About this hair thing ...
I don't think anyone wants to be known just for their hair. I'd rather be known for being a good person than having good hair.
On the other hand, wouldn't it be nice to have both reputations?
Still, there is that element of emotion which stings the inside of the nostrils the first time you reach to your head and your hand comes back with ... what?
A wad ... yes, a wad ... of your hair. Then that first shower when you glance down toward the hair-catcher gizmo over your drain and it is covered with your hair. The water is now filling up the tub because there is no drain visible for the water to escape.
Hair today, gone tomorrow. Actually, gone a few weeks ago.
Chemotherapy at work. You know it is coming when certain drugs fighting cancer enter your body once a week, but it's difficult to prepare. You know it is predicted, but you dare to hope you might be the one individual in the millions who have been through this who will walk away with every original hair intact. Silly you.
It's true some chemo treatment patients do not lose their hair, but I was told the drug I am getting would put me in the less fortunate group.
And so it came to pass. My hair is gone.
And certainly whatever is going on in the hair trade these days, like all those extensions pouring over women's bosoms (especially TV anchors) -- what is that all about? You see, hair of any kind now gets my attention. I have none of my own to wash, to highlight, to complain about or get mussed as I sleep. Ho hum.
My hair is/was short, and I have/had worn it that way for almost 40 years, since my son was born. So it wasn't as if I was losing tresses that looked like those in shampoo ads, reaching to my shoulders or blowing in the wind with dramatic flair.
I often tease about my short hair and how I would like it styled at each cutting: "I want it to fall softly on my shoulders, the Lauren Bacall look from the movie 'To Have and Have Not.' Can you do that today?"
Short is one thing. Then there was the ultimate shaving of my head -- a buzz-cut, which boys of my generation called crew-cuts when we were in high school in the '40s.
I didn't even have enough to auction off for charity as so many wonderful women have done when facing this same side-effect of cancer drugs. That was disappointing. My hair was worthless.

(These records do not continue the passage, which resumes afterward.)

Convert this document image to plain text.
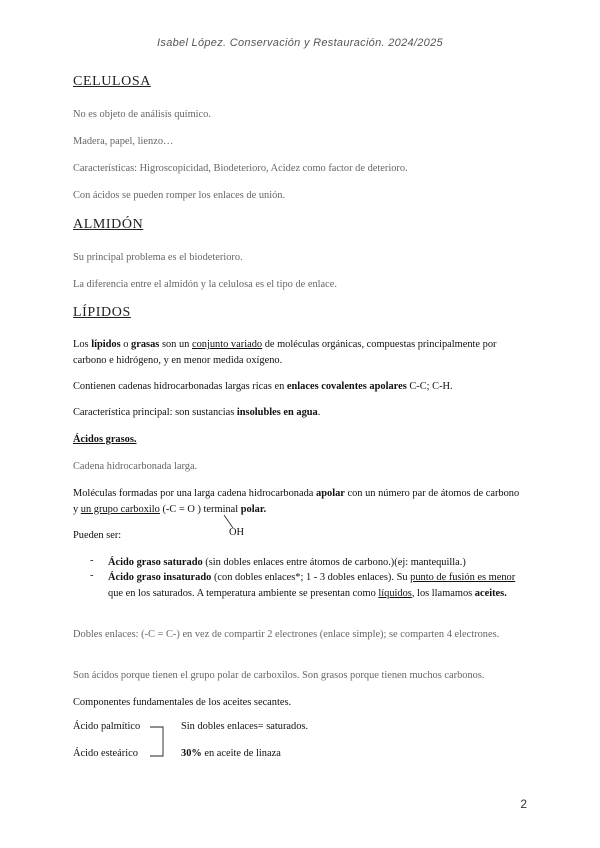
Isabel López. Conservación y Restauración. 2024/2025
CELULOSA
No es objeto de análisis químico.
Madera, papel, lienzo…
Características: Higroscopicidad, Biodeterioro, Acidez como factor de deterioro.
Con ácidos se pueden romper los enlaces de unión.
ALMIDÓN
Su principal problema es el biodeterioro.
La diferencia entre el almidón y la celulosa es el tipo de enlace.
LÍPIDOS
Los lípidos o grasas son un conjunto variado de moléculas orgánicas, compuestas principalmente por carbono e hidrógeno, y en menor medida oxígeno.
Contienen cadenas hidrocarbonadas largas ricas en enlaces covalentes apolares C-C; C-H.
Característica principal: son sustancias insolubles en agua.
Ácidos grasos.
Cadena hidrocarbonada larga.
Moléculas formadas por una larga cadena hidrocarbonada apolar con un número par de átomos de carbono y un grupo carboxilo (-C = O ) terminal polar.
OH
Pueden ser:
- Ácido graso saturado (sin dobles enlaces entre átomos de carbono.)(ej: mantequilla.)
- Ácido graso insaturado (con dobles enlaces*; 1 - 3 dobles enlaces). Su punto de fusión es menor que en los saturados. A temperatura ambiente se presentan como líquidos, los llamamos aceites.
Dobles enlaces: (-C = C-) en vez de compartir 2 electrones (enlace simple); se comparten 4 electrones.
Son ácidos porque tienen el grupo polar de carboxilos. Son grasos porque tienen muchos carbonos.
Componentes fundamentales de los aceites secantes.
Ácido palmítico
Ácido esteárico
Sin dobles enlaces= saturados.
30% en aceite de linaza
2
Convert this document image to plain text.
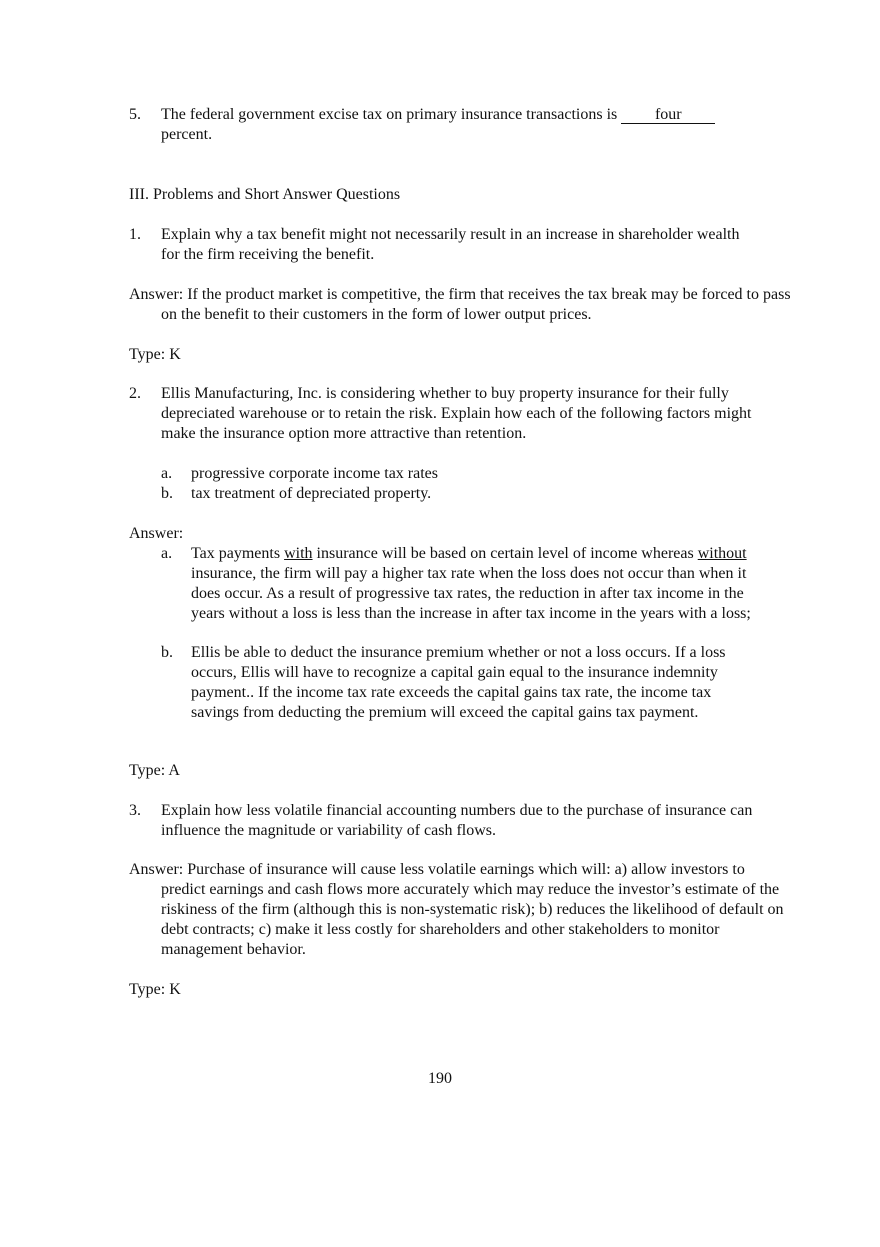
5.	The federal government excise tax on primary insurance transactions is four
percent.
III. Problems and Short Answer Questions
1.	Explain why a tax benefit might not necessarily result in an increase in shareholder wealth for the firm receiving the benefit.
Answer: If the product market is competitive, the firm that receives the tax break may be forced to pass on the benefit to their customers in the form of lower output prices.
Type: K
2.	Ellis Manufacturing, Inc. is considering whether to buy property insurance for their fully depreciated warehouse or to retain the risk. Explain how each of the following factors might make the insurance option more attractive than retention.
a.	progressive corporate income tax rates
b.	tax treatment of depreciated property.
Answer:
a.	Tax payments with insurance will be based on certain level of income whereas without insurance, the firm will pay a higher tax rate when the loss does not occur than when it does occur. As a result of progressive tax rates, the reduction in after tax income in the years without a loss is less than the increase in after tax income in the years with a loss;
b.	Ellis be able to deduct the insurance premium whether or not a loss occurs. If a loss occurs, Ellis will have to recognize a capital gain equal to the insurance indemnity payment.. If the income tax rate exceeds the capital gains tax rate, the income tax savings from deducting the premium will exceed the capital gains tax payment.
Type: A
3.	Explain how less volatile financial accounting numbers due to the purchase of insurance can influence the magnitude or variability of cash flows.
Answer: Purchase of insurance will cause less volatile earnings which will: a) allow investors to predict earnings and cash flows more accurately which may reduce the investor’s estimate of the riskiness of the firm (although this is non-systematic risk); b) reduces the likelihood of default on debt contracts; c) make it less costly for shareholders and other stakeholders to monitor management behavior.
Type: K
190
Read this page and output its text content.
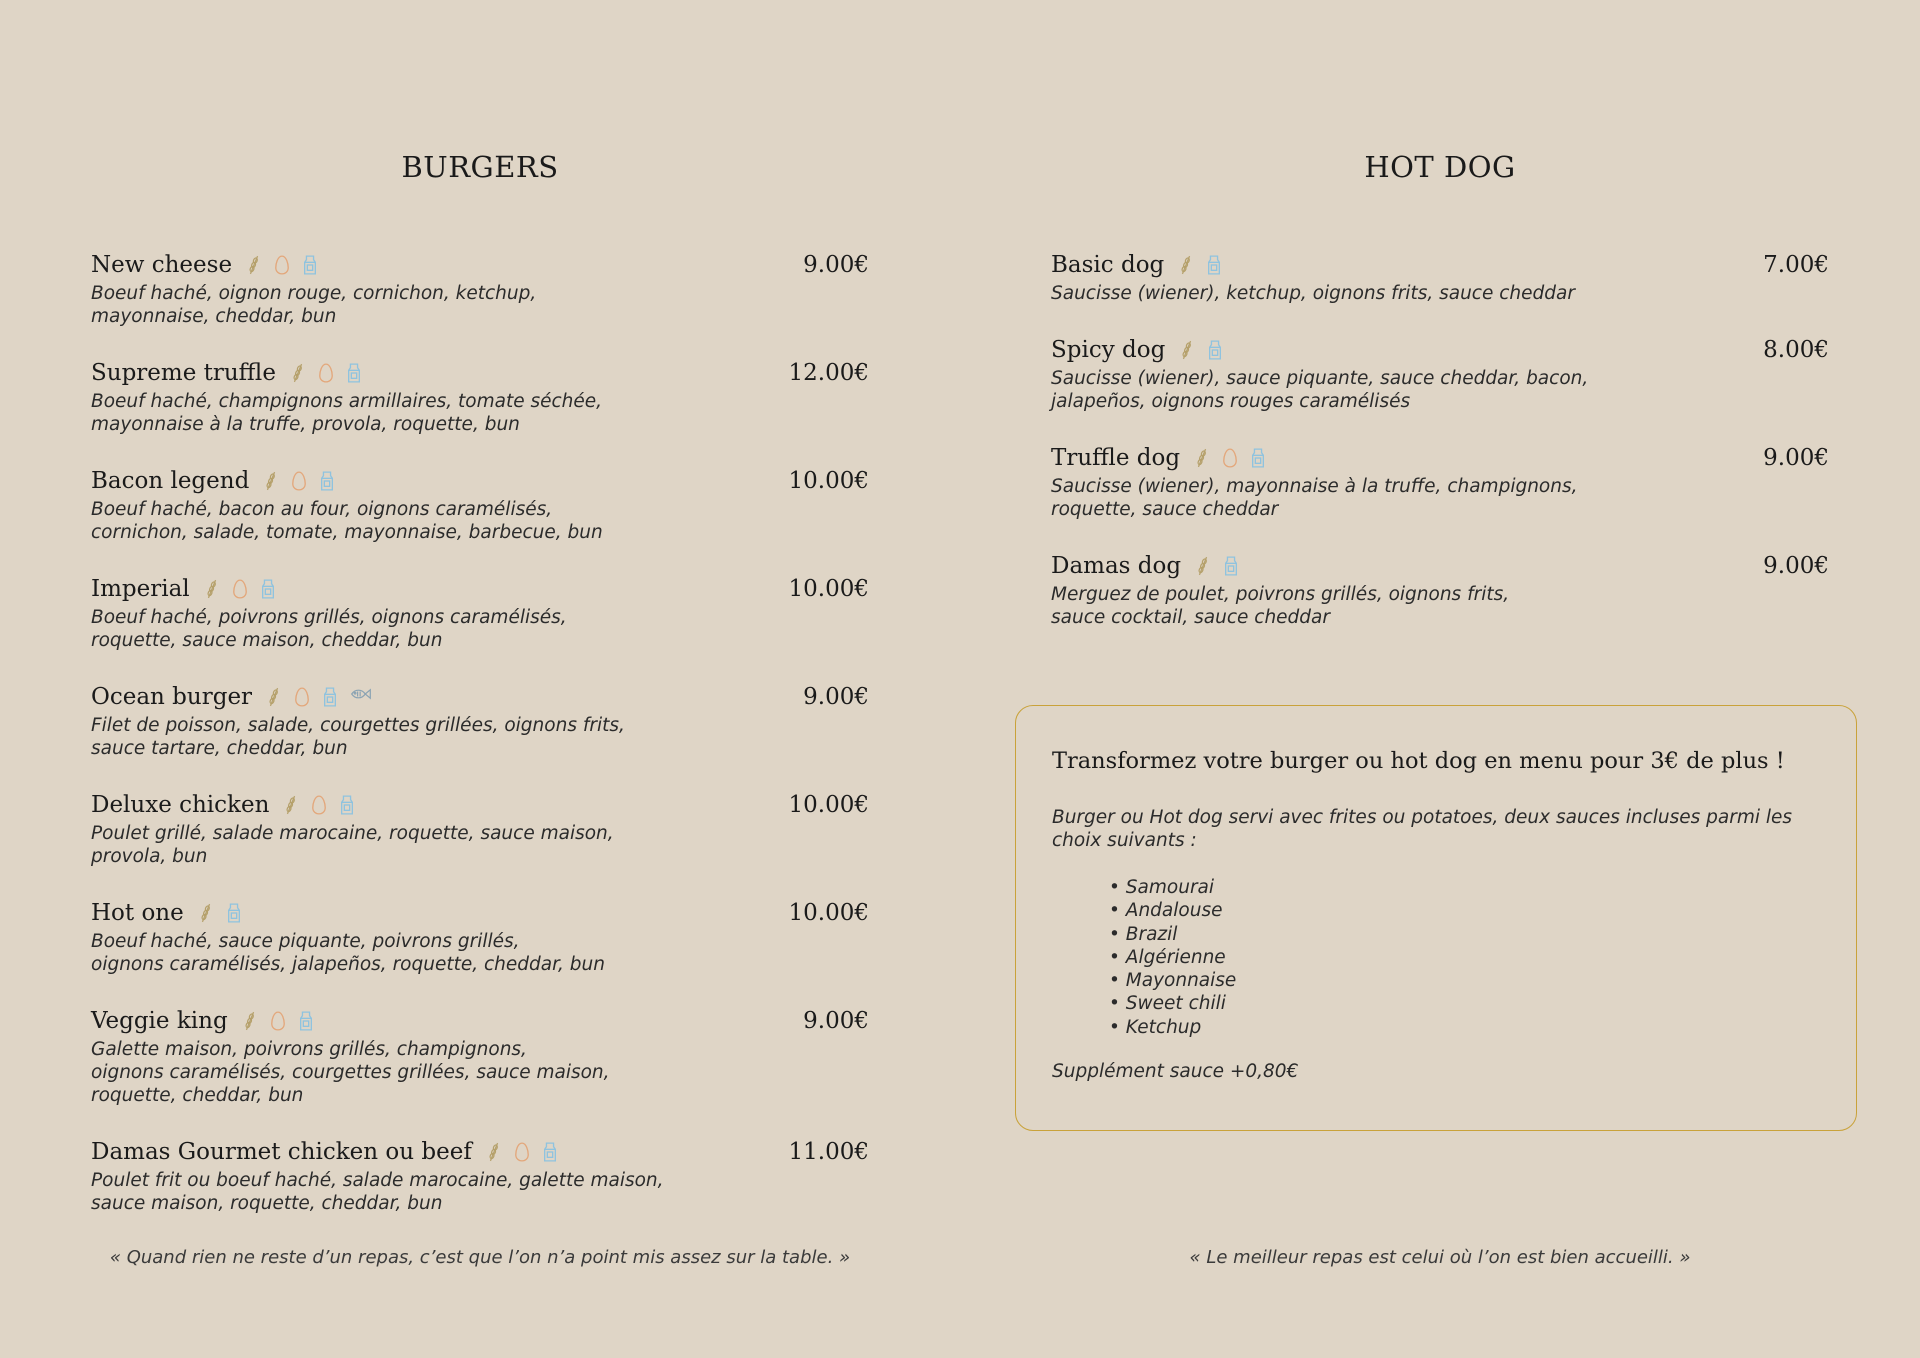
BURGERS
New cheese	9.00€
Boeuf haché, oignon rouge, cornichon, ketchup,
mayonnaise, cheddar, bun
Supreme truffle	12.00€
Boeuf haché, champignons armillaires, tomate séchée,
mayonnaise à la truffe, provola, roquette, bun
Bacon legend	10.00€
Boeuf haché, bacon au four, oignons caramélisés,
cornichon, salade, tomate, mayonnaise, barbecue, bun
Imperial	10.00€
Boeuf haché, poivrons grillés, oignons caramélisés,
roquette, sauce maison, cheddar, bun
Ocean burger	9.00€
Filet de poisson, salade, courgettes grillées, oignons frits,
sauce tartare, cheddar, bun
Deluxe chicken	10.00€
Poulet grillé, salade marocaine, roquette, sauce maison,
provola, bun
Hot one	10.00€
Boeuf haché, sauce piquante, poivrons grillés,
oignons caramélisés, jalapeños, roquette, cheddar, bun
Veggie king	9.00€
Galette maison, poivrons grillés, champignons,
oignons caramélisés, courgettes grillées, sauce maison,
roquette, cheddar, bun
Damas Gourmet chicken ou beef	11.00€
Poulet frit ou boeuf haché, salade marocaine, galette maison,
sauce maison, roquette, cheddar, bun
« Quand rien ne reste d’un repas, c’est que l’on n’a point mis assez sur la table. »
HOT DOG
Basic dog	7.00€
Saucisse (wiener), ketchup, oignons frits, sauce cheddar
Spicy dog	8.00€
Saucisse (wiener), sauce piquante, sauce cheddar, bacon,
jalapeños, oignons rouges caramélisés
Truffle dog	9.00€
Saucisse (wiener), mayonnaise à la truffe, champignons,
roquette, sauce cheddar
Damas dog	9.00€
Merguez de poulet, poivrons grillés, oignons frits,
sauce cocktail, sauce cheddar
« Le meilleur repas est celui où l’on est bien accueilli. »
Transformez votre burger ou hot dog en menu pour 3€ de plus !
Burger ou Hot dog servi avec frites ou potatoes, deux sauces incluses parmi les
choix suivants :
• Samourai
• Andalouse
• Brazil
• Algérienne
• Mayonnaise
• Sweet chili
• Ketchup
Supplément sauce +0,80€
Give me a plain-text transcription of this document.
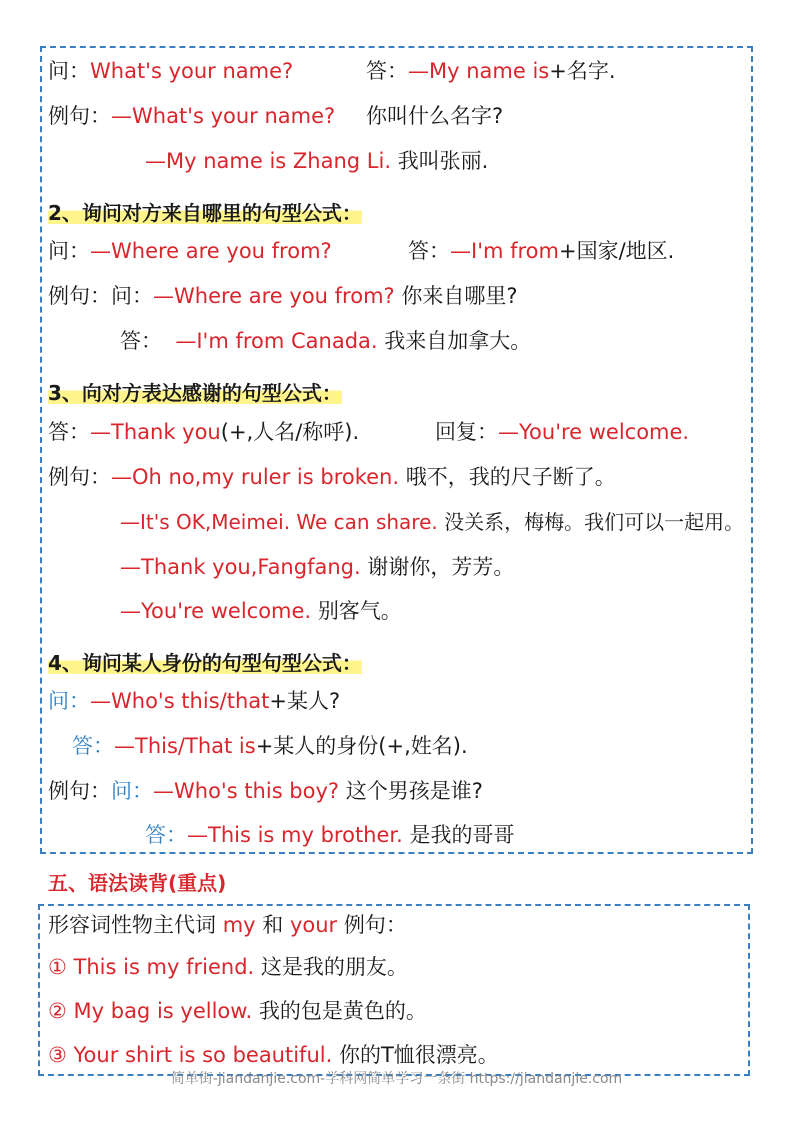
问：What's your name?	答：—My name is+名字.
例句：—What's your name? 你叫什么名字?
—My name is Zhang Li. 我叫张丽.
2、询问对方来自哪里的句型公式：
问：—Where are you from?	答：—I'm from+国家/地区.
例句：问：—Where are you from? 你来自哪里?
答： —I'm from Canada. 我来自加拿大。
3、向对方表达感谢的句型公式：
答：—Thank you(+,人名/称呼).	回复：—You're welcome.
例句：—Oh no,my ruler is broken. 哦不，我的尺子断了。
—It's OK,Meimei. We can share. 没关系，梅梅。我们可以一起用。
—Thank you,Fangfang. 谢谢你，芳芳。
—You're welcome. 别客气。
4、询问某人身份的句型句型公式：
问：—Who's this/that+某人?
答：—This/That is+某人的身份(+,姓名).
例句：问：—Who's this boy? 这个男孩是谁?
答：—This is my brother. 是我的哥哥
五、语法读背(重点)
形容词性物主代词 my 和 your 例句：
① This is my friend. 这是我的朋友。
② My bag is yellow. 我的包是黄色的。
③ Your shirt is so beautiful. 你的T恤很漂亮。
简单街-jiandanjie.com-学科网简单学习一条街 https://jiandanjie.com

When it began to come out, I was alone and I cried for about five minutes. Then it was over. I don't say I won't cry again on a bad day, or when hormones and drugs are intermingling and causing chaos in my psyche during this journey, but I seem to be over the initial trauma.
Many of us come into this world with no hair and look adorable, like my granddaughters. I don't expect to be described as adorable, but I have heard "interesting" a few times, and there have been a few silent moments when friends weren't sure what to say.
My son tries to make me laugh whenever he can, and when I told him about my hair he simply said, "Look at me (his hair thinning at age 40) and Sophie (my 6-month-old granddaughter). Join the club!"
And, yes, I had to laugh out loud. I rather liked joining their club.
I have also thought a lot about my father, who was bald as long as I can remember. He always teased his barber about having to pay full price for a haircut for the few strands he had encircling his head. I'm thinking of you, Harley.
I am reminded I always thought my father was handsome. I admired him. I never thought about his bald pate or compared it to my friends' fathers. I loved him and was proud to be his daughter. Who he was had nothing to do with his hair ... or lack of it.
My "aha" moment. A lesson learned. I hope every woman traveling this road will look in the mirror and see beauty in themselves they never saw before.
This hair thing? It comes back, they tell me. I could still aim for Lauren Bacall.